Kalau seseorang membaca Al-Qur’an sementara muazin mengumandangkan azan, maka yang lebih utama itu meninggalkan bacaan dan menyibukkan diri dengan mengikuti muazin. Hal itu sebagai realisasi terhadap keumumam sabda Beliau sallallahu’alaihi wa sallam:
( إِذَا سَمِعْتُمْ الْمُؤَذِّنَ ، فَقُولُوا مِثْلَ مَا يَقُولُ روى مسلم (384)
“ Kalau kamu semua mendengar azan, maka ucapkanlah seperti apa yang dia ucapkan.” [HR. Muslim, 384]
Imam Nawawi rahimahullah berkata : ‘Kalau dia mendengar muazin, maka bacaannya diberhentikan dan menjawan dengan mengikuti lafad azan dan iqamah kemudian kembali lagi (melanjutkan) bacaannya. Ini adalah kesepakatan menurut teman-teman kami.’ [Dari kitab ‘At-Tibuan Fi Adab Hamalatil Qur’an, hal. 126.]
Syekh Abdul Azizi bin Baz rahimahullah ditanya, ‘Kalau seorang muazin adzan, dan seseorang membaca Al-Qur’an. Apakah yang lebih bagus mengikuti bersama muazin dan mengucapkan seperti apa yang dia ucapkan atau menyibukkan dengan Al-Qur’an itu lebih bagus yang mana seperti mengedepankan yang lebih utama dibandingkan dengan yang utama?

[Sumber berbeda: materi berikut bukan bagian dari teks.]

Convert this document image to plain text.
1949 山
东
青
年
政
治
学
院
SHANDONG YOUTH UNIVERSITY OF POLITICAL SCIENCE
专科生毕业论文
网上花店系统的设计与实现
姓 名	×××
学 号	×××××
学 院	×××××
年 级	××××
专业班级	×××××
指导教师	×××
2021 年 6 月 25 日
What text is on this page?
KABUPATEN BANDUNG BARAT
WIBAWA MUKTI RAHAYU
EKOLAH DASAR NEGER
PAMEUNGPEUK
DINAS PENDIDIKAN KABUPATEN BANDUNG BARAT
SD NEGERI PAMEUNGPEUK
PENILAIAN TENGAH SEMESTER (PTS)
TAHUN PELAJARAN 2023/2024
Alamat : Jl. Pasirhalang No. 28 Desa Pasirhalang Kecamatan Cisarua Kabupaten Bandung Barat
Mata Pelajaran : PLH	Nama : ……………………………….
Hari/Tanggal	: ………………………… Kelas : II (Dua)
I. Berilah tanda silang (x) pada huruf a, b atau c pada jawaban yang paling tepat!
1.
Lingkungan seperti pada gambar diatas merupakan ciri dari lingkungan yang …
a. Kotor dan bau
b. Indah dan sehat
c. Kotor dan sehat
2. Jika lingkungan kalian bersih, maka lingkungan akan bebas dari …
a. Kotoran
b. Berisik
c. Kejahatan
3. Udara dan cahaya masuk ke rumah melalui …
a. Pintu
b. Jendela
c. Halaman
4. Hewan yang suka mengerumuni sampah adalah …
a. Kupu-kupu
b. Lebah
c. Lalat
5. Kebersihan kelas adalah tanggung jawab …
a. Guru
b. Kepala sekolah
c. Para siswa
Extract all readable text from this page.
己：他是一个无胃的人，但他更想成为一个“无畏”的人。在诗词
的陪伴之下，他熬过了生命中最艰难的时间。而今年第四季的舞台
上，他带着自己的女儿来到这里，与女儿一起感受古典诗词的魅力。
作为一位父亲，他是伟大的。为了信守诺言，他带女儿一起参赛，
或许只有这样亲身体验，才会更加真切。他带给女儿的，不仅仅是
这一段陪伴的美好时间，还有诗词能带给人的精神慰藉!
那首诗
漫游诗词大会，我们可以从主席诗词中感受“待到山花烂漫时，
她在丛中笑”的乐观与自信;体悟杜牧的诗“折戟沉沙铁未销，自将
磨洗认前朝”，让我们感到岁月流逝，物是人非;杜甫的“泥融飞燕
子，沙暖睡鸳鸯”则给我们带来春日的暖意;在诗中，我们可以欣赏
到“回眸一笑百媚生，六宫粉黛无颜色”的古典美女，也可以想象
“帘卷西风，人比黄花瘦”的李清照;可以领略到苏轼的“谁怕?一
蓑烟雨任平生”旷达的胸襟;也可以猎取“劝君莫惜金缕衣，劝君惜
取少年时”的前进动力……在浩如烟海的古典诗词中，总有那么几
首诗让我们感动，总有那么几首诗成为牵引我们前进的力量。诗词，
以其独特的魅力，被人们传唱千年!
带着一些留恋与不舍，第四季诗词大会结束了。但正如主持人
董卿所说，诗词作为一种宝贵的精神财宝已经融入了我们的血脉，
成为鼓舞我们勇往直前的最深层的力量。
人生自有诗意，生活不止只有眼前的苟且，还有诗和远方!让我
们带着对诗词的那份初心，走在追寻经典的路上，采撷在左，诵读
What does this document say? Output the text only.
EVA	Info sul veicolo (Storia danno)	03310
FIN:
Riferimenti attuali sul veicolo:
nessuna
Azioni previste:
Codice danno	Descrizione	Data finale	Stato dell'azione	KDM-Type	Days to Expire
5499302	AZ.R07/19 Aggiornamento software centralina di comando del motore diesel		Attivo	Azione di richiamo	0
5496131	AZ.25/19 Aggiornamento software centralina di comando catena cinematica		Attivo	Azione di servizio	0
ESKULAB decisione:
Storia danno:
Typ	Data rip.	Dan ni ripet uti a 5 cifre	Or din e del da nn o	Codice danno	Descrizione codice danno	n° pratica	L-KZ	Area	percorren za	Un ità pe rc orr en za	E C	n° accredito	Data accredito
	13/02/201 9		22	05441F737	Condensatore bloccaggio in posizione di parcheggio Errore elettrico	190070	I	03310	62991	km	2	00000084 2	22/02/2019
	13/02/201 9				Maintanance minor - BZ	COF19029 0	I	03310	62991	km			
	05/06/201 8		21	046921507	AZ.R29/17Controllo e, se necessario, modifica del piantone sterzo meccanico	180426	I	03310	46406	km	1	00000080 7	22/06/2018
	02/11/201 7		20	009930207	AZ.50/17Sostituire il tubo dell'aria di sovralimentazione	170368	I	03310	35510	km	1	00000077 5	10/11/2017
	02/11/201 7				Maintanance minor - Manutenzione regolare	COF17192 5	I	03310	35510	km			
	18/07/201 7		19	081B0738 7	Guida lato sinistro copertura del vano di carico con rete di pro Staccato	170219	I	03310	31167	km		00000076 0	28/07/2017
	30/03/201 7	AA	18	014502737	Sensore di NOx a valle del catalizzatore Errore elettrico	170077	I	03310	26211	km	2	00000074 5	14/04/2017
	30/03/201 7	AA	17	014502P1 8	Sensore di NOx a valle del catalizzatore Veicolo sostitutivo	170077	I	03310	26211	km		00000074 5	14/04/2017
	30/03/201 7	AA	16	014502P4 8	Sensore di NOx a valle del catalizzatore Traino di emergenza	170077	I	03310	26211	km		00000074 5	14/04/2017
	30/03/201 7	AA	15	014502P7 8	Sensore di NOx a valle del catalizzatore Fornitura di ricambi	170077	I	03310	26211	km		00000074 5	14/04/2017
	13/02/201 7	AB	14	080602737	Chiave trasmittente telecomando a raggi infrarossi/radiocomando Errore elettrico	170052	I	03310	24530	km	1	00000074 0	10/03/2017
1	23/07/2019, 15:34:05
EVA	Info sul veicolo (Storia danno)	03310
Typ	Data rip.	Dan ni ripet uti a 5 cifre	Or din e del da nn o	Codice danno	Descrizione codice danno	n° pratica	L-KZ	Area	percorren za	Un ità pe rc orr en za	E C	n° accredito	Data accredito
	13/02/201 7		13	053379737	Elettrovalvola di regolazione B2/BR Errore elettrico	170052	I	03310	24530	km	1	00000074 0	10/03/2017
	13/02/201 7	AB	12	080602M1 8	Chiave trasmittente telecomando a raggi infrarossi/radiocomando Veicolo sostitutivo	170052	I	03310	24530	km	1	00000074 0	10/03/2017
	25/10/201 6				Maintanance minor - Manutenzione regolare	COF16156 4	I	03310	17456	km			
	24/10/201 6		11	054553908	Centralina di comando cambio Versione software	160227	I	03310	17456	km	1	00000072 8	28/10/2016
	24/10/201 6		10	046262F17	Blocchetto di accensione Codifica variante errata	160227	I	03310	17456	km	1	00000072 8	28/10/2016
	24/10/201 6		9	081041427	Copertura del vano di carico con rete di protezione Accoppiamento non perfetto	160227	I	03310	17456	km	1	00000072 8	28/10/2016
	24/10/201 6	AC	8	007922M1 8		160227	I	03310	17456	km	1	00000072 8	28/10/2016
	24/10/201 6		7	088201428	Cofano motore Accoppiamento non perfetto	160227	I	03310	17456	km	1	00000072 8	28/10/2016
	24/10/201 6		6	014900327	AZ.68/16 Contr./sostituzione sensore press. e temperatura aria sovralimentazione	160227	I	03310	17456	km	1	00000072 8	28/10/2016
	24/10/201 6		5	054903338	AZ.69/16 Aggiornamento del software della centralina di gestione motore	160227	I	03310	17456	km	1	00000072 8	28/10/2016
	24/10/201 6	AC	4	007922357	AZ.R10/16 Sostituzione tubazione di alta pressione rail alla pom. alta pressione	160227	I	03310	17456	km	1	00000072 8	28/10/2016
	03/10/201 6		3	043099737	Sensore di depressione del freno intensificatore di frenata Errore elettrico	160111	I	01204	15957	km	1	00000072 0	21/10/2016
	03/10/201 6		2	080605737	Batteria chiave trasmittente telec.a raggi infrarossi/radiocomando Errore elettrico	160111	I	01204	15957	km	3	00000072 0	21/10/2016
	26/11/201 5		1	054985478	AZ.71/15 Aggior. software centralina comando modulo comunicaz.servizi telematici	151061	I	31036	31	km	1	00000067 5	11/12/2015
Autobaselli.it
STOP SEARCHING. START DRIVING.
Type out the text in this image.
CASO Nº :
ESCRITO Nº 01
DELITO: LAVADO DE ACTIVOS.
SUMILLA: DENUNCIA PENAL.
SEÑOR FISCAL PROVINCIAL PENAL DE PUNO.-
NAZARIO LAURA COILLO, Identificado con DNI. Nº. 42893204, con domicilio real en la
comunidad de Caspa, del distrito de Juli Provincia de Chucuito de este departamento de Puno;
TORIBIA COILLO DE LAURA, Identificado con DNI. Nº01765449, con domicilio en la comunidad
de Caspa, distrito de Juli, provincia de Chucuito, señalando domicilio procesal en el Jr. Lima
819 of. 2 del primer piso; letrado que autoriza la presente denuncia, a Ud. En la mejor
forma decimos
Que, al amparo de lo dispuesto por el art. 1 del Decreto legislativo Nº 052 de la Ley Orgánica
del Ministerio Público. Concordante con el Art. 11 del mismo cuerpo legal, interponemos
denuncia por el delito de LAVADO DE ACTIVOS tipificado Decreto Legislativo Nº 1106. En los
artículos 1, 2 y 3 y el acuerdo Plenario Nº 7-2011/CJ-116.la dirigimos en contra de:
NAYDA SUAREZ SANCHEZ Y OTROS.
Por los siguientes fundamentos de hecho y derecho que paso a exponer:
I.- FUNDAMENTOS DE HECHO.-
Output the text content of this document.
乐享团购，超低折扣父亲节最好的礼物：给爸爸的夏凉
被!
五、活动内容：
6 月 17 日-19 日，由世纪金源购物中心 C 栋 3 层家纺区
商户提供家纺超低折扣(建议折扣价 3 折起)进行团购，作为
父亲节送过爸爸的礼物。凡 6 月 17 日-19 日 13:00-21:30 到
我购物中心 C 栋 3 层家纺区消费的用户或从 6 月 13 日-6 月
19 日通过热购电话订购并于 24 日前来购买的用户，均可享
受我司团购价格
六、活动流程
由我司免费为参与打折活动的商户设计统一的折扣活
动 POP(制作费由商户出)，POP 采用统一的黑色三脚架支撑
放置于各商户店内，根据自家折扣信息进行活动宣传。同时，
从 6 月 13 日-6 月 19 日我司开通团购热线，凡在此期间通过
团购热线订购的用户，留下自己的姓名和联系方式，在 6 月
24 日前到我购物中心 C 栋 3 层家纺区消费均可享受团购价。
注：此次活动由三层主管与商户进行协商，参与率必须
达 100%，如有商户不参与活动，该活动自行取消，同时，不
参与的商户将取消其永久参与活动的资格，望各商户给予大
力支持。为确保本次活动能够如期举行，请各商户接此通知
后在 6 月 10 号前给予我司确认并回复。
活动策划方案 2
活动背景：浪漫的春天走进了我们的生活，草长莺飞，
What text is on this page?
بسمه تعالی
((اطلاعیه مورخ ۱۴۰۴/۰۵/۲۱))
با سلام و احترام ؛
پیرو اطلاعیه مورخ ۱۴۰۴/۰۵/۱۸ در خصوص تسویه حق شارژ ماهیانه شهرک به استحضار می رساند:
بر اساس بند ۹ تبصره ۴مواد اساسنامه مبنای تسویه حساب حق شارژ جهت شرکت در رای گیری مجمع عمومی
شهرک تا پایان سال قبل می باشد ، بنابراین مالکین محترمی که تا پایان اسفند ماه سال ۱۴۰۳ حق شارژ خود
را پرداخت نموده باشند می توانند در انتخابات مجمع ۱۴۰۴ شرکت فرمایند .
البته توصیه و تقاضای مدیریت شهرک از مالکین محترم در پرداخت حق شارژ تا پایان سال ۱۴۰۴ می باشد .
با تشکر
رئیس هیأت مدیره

Maka beliau menjawab, Yang sesuai dengan sunnah kalau dia membaca dan mendengarkan adzan, menjawab adzan. Sebagai realisasi dari sabda Nabi sallallahu’alaihi wa sallam:
إِذَا سَمِعْتُمْ الْمُؤَذِّنَ فَقُولُوا مِثْلَ مَا يَقُولُ ، ثُمَّ صَلُّوا عَلَيَّ ، فَإِنَّهُ مَنْ صَلَّى عَلَيَّ صَلاةً صَلَّى اللَّهُ عَلَيْهِ بِهَا عَشْرًا ، ثُمَّ سَلُوا اللَّهَ لِي الْوَسِيلَةَ ، فَإِنَّهَا مَنْزِلَةٌ فِي الْجَنَّةِ لا تَنْبَغِي إِلا لِعَبْدٍ مِنْ عِبَادِ اللَّهِ ، وَأَرْجُو أَنْ أَكُونَ أَنَا هُوَ ، فَمَنْ سَأَلَ لِي الْوَسِيلَةَ حَلَّتْ لَهُ الشَّفَاعَةُا
“Kalau anda semua mendengarkan muazin, maka ucapkan seperti apa yang diucapkannya, kemudian bersholawatlah kepadaku. Karena barangsiapa yang shalawat kepadaku satu kali, maka Allah akan mendoakan (shalawat) kepadanya sepuluh kali. Kemudian memohonlah kepada Allah untuk diriku wasilah, karena ia adalah tempat di surga. Yang tidak diberikan keculai kepada salah seorang hamba diantara hamba-hamba Allah. Saya berharap itu adalah saya. Barangsiapa yang meminta kepada Allah untuk diriku wasilah, maka layak baginya mendapatkan syafaat.’ [HR. Muslim di shohehnya dari hadits Abdullah bin Amr bin Ash radhiallahu’anhuma.]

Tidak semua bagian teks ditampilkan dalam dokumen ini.